Do holomorphic functions have primitive

Question

Let $f:\Omega\to \mathbb C$ be called holomorphic on $\Omega$ if it is complex-differentiable on $\Omega$.Define primitive of $F$ on $\Omega$ to be a function such that $F'(z)=f(z)$ for all $z\in \Omega$.We have shown in a theorem that if a continuous function has a primtive then $\int\limits_{\gamma} f(z)dz=0$ for any closed curve $\gamma$.We also know by Cauchy's theorem that if $f$ is holomorphic on $\Omega$ then $\int\limits_{\gamma}f(z)dz=0$ for any closed curve $\gamma$.This leads me to ask the question whether any holomorphic function on $\Omega$ have a primitive.I want a proof of this fact or a counterexample that this may not be true.Can someone help me?

Answer 1

There is a very deep connection between the shape of $\Omega$ and the existence of primitives on $\Omega$. For now, let's assume that $\Omega$ is connected. Then it can be shown that every holomorphic function $\Omega\to\mathbb C$ has a primitive if and only if $\Omega$ is simply connected. Meaning that $\Omega$ has no holes. Geometrically speaking, if $\Omega$ has a hole, then we could integrate a function along a closed path winding around that hole. And such integrals are not necessarily $0$, contrary to your statement. The integral of a holomorphic function along a closed path is only guaranteed to be $0$ if the path encloses no holes. And conversely, if a path winds around a hole, then we can guarantee the existence of a holomorphic function whose integral along that path is not $0$.

Note that Cauchy's theorem is only true on simply connected domains.

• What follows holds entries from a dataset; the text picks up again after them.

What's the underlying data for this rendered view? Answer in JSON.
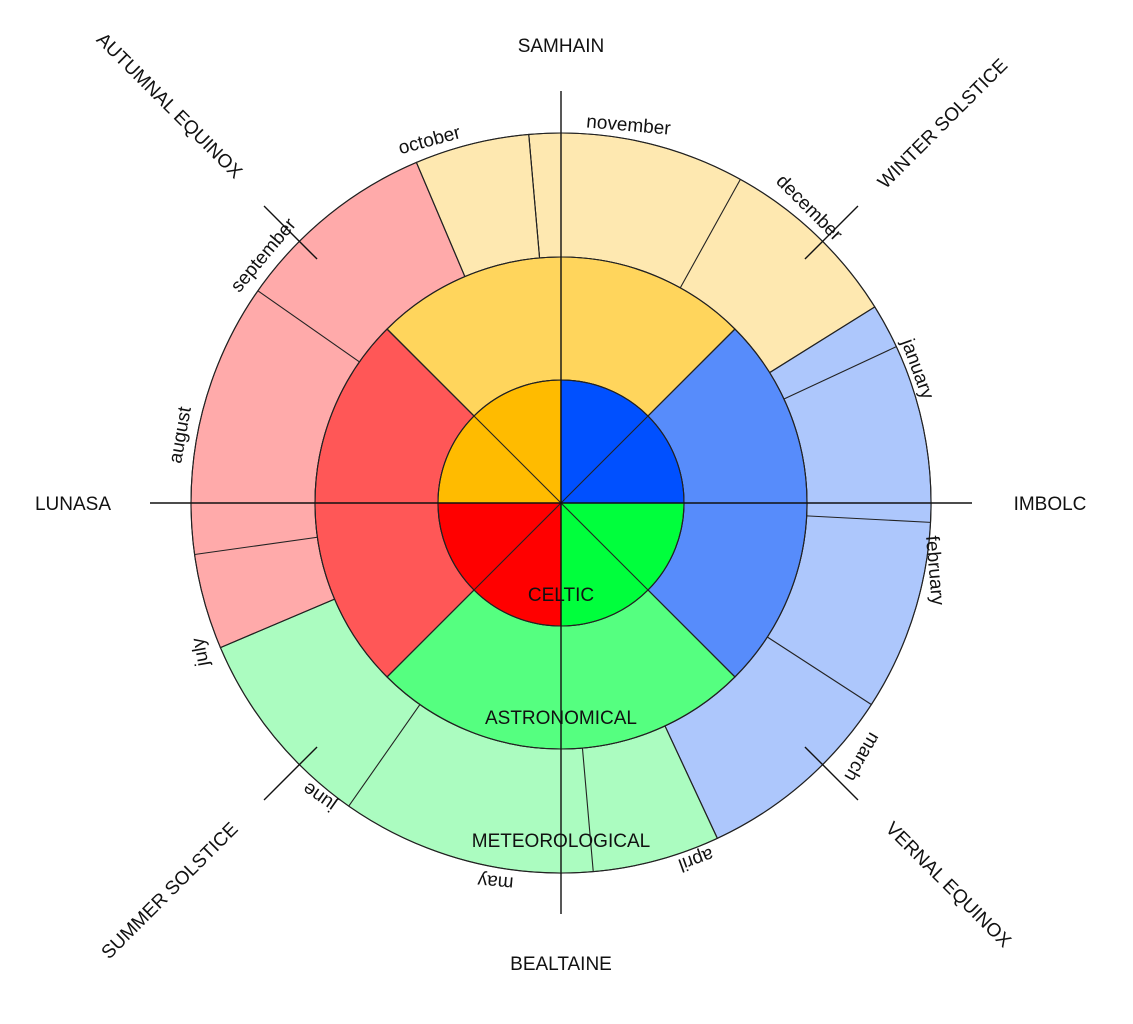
{
  "colors": {
    "autumn": {
      "celtic": "#ffbb00",
      "astronomical": "#ffd55c",
      "meteorological": "#fee8b0"
    },
    "winter": {
      "celtic": "#0050ff",
      "astronomical": "#578cfb",
      "meteorological": "#adc7fc"
    },
    "spring": {
      "celtic": "#00ff3c",
      "astronomical": "#55ff80",
      "meteorological": "#abfcc0"
    },
    "summer": {
      "celtic": "#ff0000",
      "astronomical": "#ff5757",
      "meteorological": "#ffaaaa"
    }
  },
  "rings": {
    "celtic": "CELTIC",
    "astronomical": "ASTRONOMICAL",
    "meteorological": "METEOROLOGICAL"
  },
  "festivals": {
    "samhain": "SAMHAIN",
    "imbolc": "IMBOLC",
    "bealtaine": "BEALTAINE",
    "lunasa": "LUNASA",
    "winter_solstice": "WINTER SOLSTICE",
    "vernal_equinox": "VERNAL EQUINOX",
    "summer_solstice": "SUMMER SOLSTICE",
    "autumnal_equinox": "AUTUMNAL EQUINOX"
  },
  "months": {
    "november": "november",
    "december": "december",
    "january": "january",
    "february": "february",
    "march": "march",
    "april": "april",
    "may": "may",
    "june": "june",
    "july": "july",
    "august": "august",
    "september": "september",
    "october": "october"
  }
}
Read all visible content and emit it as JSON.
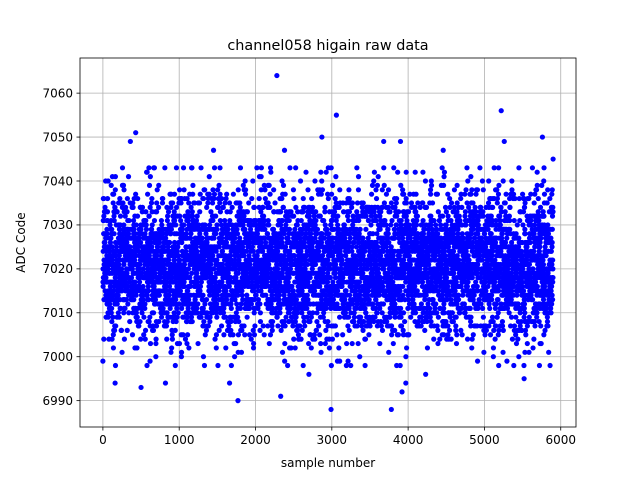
{
  "chart_data": {
    "type": "scatter",
    "title": "channel058 higain raw data",
    "xlabel": "sample number",
    "ylabel": "ADC Code",
    "xlim": [
      -300,
      6200
    ],
    "ylim": [
      6984,
      7068
    ],
    "x_ticks": [
      0,
      1000,
      2000,
      3000,
      4000,
      5000,
      6000
    ],
    "y_ticks": [
      6990,
      7000,
      7010,
      7020,
      7030,
      7040,
      7050,
      7060
    ],
    "grid": true,
    "marker_color": "#0000ff",
    "series": [
      {
        "n_samples": 5900,
        "x_range": [
          0,
          5900
        ],
        "typical_mean": 7021,
        "typical_std": 8.2,
        "outliers": [
          {
            "x": 2280,
            "y": 7064
          },
          {
            "x": 3060,
            "y": 7055
          },
          {
            "x": 5220,
            "y": 7056
          },
          {
            "x": 430,
            "y": 7051
          },
          {
            "x": 2870,
            "y": 7050
          },
          {
            "x": 5760,
            "y": 7050
          },
          {
            "x": 3900,
            "y": 7049
          },
          {
            "x": 5260,
            "y": 7049
          },
          {
            "x": 3680,
            "y": 7049
          },
          {
            "x": 360,
            "y": 7049
          },
          {
            "x": 4460,
            "y": 7047
          },
          {
            "x": 1450,
            "y": 7047
          },
          {
            "x": 2380,
            "y": 7047
          },
          {
            "x": 5900,
            "y": 7045
          },
          {
            "x": 1770,
            "y": 6990
          },
          {
            "x": 2330,
            "y": 6991
          },
          {
            "x": 2990,
            "y": 6988
          },
          {
            "x": 3780,
            "y": 6988
          },
          {
            "x": 3920,
            "y": 6992
          },
          {
            "x": 3970,
            "y": 6994
          },
          {
            "x": 5520,
            "y": 6995
          },
          {
            "x": 500,
            "y": 6993
          },
          {
            "x": 160,
            "y": 6994
          },
          {
            "x": 820,
            "y": 6994
          },
          {
            "x": 1660,
            "y": 6994
          },
          {
            "x": 4230,
            "y": 6996
          },
          {
            "x": 2700,
            "y": 6996
          }
        ]
      }
    ]
  }
}
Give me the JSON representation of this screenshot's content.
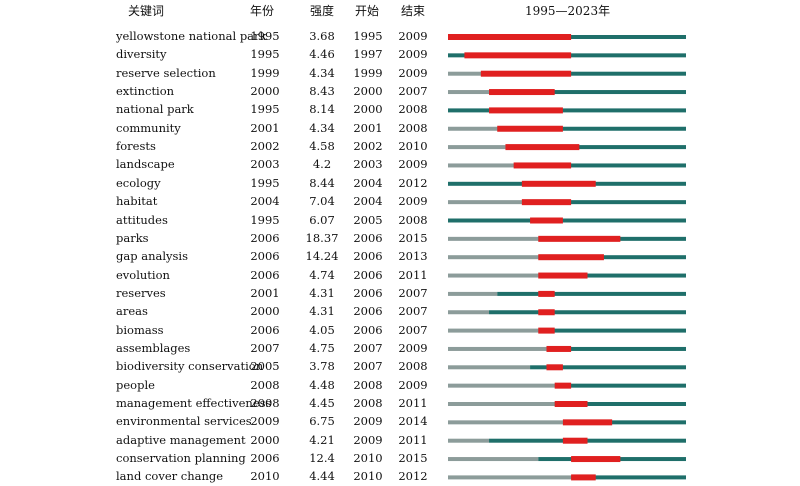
{
  "chart_data": {
    "type": "table",
    "headers": {
      "keyword": "关键词",
      "year": "年份",
      "strength": "强度",
      "begin": "开始",
      "end": "结束",
      "timeline": "1995—2023年"
    },
    "timeline_range": [
      1995,
      2023
    ],
    "colors": {
      "before": "#8c9c9a",
      "after": "#1f6f6a",
      "burst": "#e02020"
    },
    "rows": [
      {
        "keyword": "yellowstone national park",
        "year": "1995",
        "strength": "3.68",
        "begin": "1995",
        "end": "2009"
      },
      {
        "keyword": "diversity",
        "year": "1995",
        "strength": "4.46",
        "begin": "1997",
        "end": "2009"
      },
      {
        "keyword": "reserve selection",
        "year": "1999",
        "strength": "4.34",
        "begin": "1999",
        "end": "2009"
      },
      {
        "keyword": "extinction",
        "year": "2000",
        "strength": "8.43",
        "begin": "2000",
        "end": "2007"
      },
      {
        "keyword": "national park",
        "year": "1995",
        "strength": "8.14",
        "begin": "2000",
        "end": "2008"
      },
      {
        "keyword": "community",
        "year": "2001",
        "strength": "4.34",
        "begin": "2001",
        "end": "2008"
      },
      {
        "keyword": "forests",
        "year": "2002",
        "strength": "4.58",
        "begin": "2002",
        "end": "2010"
      },
      {
        "keyword": "landscape",
        "year": "2003",
        "strength": "4.2",
        "begin": "2003",
        "end": "2009"
      },
      {
        "keyword": "ecology",
        "year": "1995",
        "strength": "8.44",
        "begin": "2004",
        "end": "2012"
      },
      {
        "keyword": "habitat",
        "year": "2004",
        "strength": "7.04",
        "begin": "2004",
        "end": "2009"
      },
      {
        "keyword": "attitudes",
        "year": "1995",
        "strength": "6.07",
        "begin": "2005",
        "end": "2008"
      },
      {
        "keyword": "parks",
        "year": "2006",
        "strength": "18.37",
        "begin": "2006",
        "end": "2015"
      },
      {
        "keyword": "gap analysis",
        "year": "2006",
        "strength": "14.24",
        "begin": "2006",
        "end": "2013"
      },
      {
        "keyword": "evolution",
        "year": "2006",
        "strength": "4.74",
        "begin": "2006",
        "end": "2011"
      },
      {
        "keyword": "reserves",
        "year": "2001",
        "strength": "4.31",
        "begin": "2006",
        "end": "2007"
      },
      {
        "keyword": "areas",
        "year": "2000",
        "strength": "4.31",
        "begin": "2006",
        "end": "2007"
      },
      {
        "keyword": "biomass",
        "year": "2006",
        "strength": "4.05",
        "begin": "2006",
        "end": "2007"
      },
      {
        "keyword": "assemblages",
        "year": "2007",
        "strength": "4.75",
        "begin": "2007",
        "end": "2009"
      },
      {
        "keyword": "biodiversity conservation",
        "year": "2005",
        "strength": "3.78",
        "begin": "2007",
        "end": "2008"
      },
      {
        "keyword": "people",
        "year": "2008",
        "strength": "4.48",
        "begin": "2008",
        "end": "2009"
      },
      {
        "keyword": "management effectiveness",
        "year": "2008",
        "strength": "4.45",
        "begin": "2008",
        "end": "2011"
      },
      {
        "keyword": "environmental services",
        "year": "2009",
        "strength": "6.75",
        "begin": "2009",
        "end": "2014"
      },
      {
        "keyword": "adaptive management",
        "year": "2000",
        "strength": "4.21",
        "begin": "2009",
        "end": "2011"
      },
      {
        "keyword": "conservation planning",
        "year": "2006",
        "strength": "12.4",
        "begin": "2010",
        "end": "2015"
      },
      {
        "keyword": "land cover change",
        "year": "2010",
        "strength": "4.44",
        "begin": "2010",
        "end": "2012"
      }
    ]
  }
}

There is also a more general version of Cauchy's theorem: if we can continuously deform a closed path (without tearing or glueing) to obtain a second path, then the integrals of a holomorphic function along those paths are equal. Now if a path can be deformed to just a point, then the integral along that path must be $0$. All paths which can be deformed that way must yield an integral of $0$ for this reason. But if a path winds around a hole, it can't be deformed to a point because the hole is in the way. And for this reason, the integrals along such paths need not vanish. And consequently, a holomorphic function on such a domain with a hole need not have a primitive.